At the time, they seemed to be powerless individuals who had no influence whatsoever. But soon it turned out that they created a discourse – the only serious discourse of the time. Many later famous musicians grew up in these communities, which had no gatekeepers outside the circle of the creators themselves. They did not write grants or reports or brag about the success of their masterpiece sales in the markets. In fact, once sales and markets kicked in, the community fell apart.

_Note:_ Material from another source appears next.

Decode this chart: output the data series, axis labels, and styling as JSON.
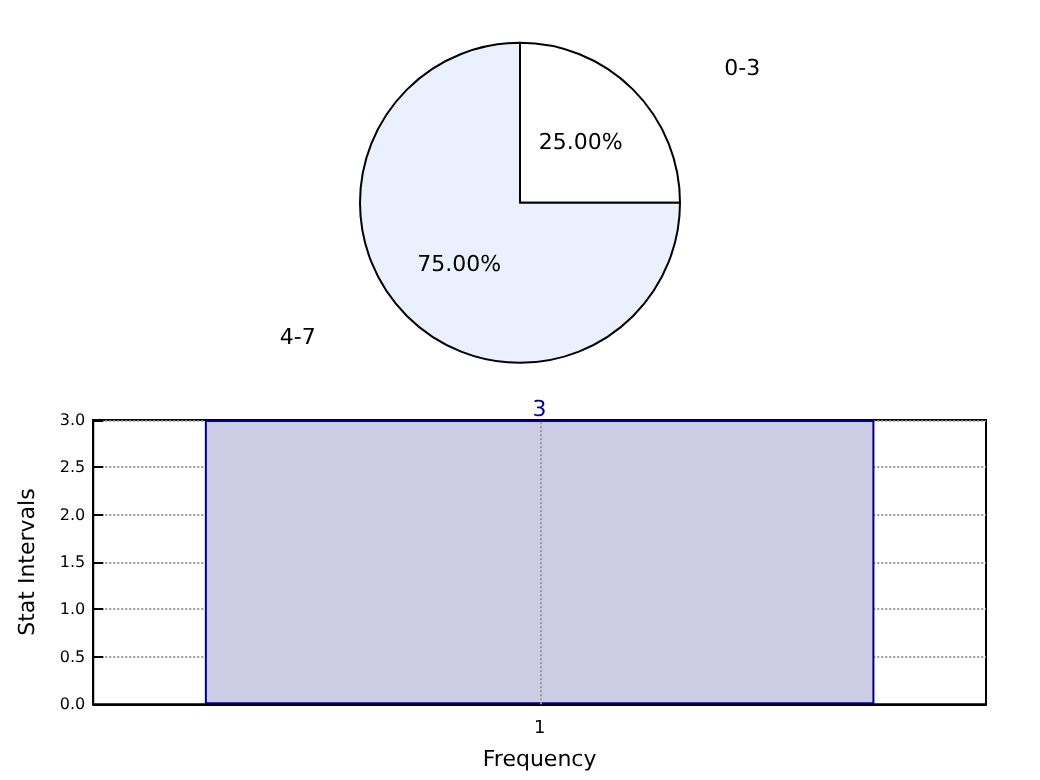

I was also friends with some of the artists in Moscow and St. Petersburg’s unofficial art scene, including Nikita Alekseev who coined the term APTART. I was one of the youngest among them, and I was immediately struck by the closeness of their community. It was a circle of friends, with no less strict a hierarchy and ideological censorship than the party Obkoms or Soviet Exhibitions’ committees. Only they were cheerful, educated and brave, unlike the bourgeois and conformist Soviet art officials. Can apartment exhibitions, which by definition show art (i.e. something in common) in the super-private space of the exhibition organizer’s life, be really open? And should they be?
Meanwhile, I have a lot of complaints about the Moscow Conceptualists and the Leningrad Analytical School and all the other participants in the Soviet underground. I remember their misogyny. Their romantic view of the role of the artist. Their almost caste-system of selection to their circle. But there was so much that was marvelous and distinctive about it. It was a real, sincere creative vitality in contrast to the official Soviet industrial bureaucratic model of centralized art.
I caught this environment very briefly, but the beautiful things about APTART – unselfishness, friendship, the opportunity to take risks, to be uncomfortable, absurd, and even meaningless – I would say to be free, I would like to take with me into my new life.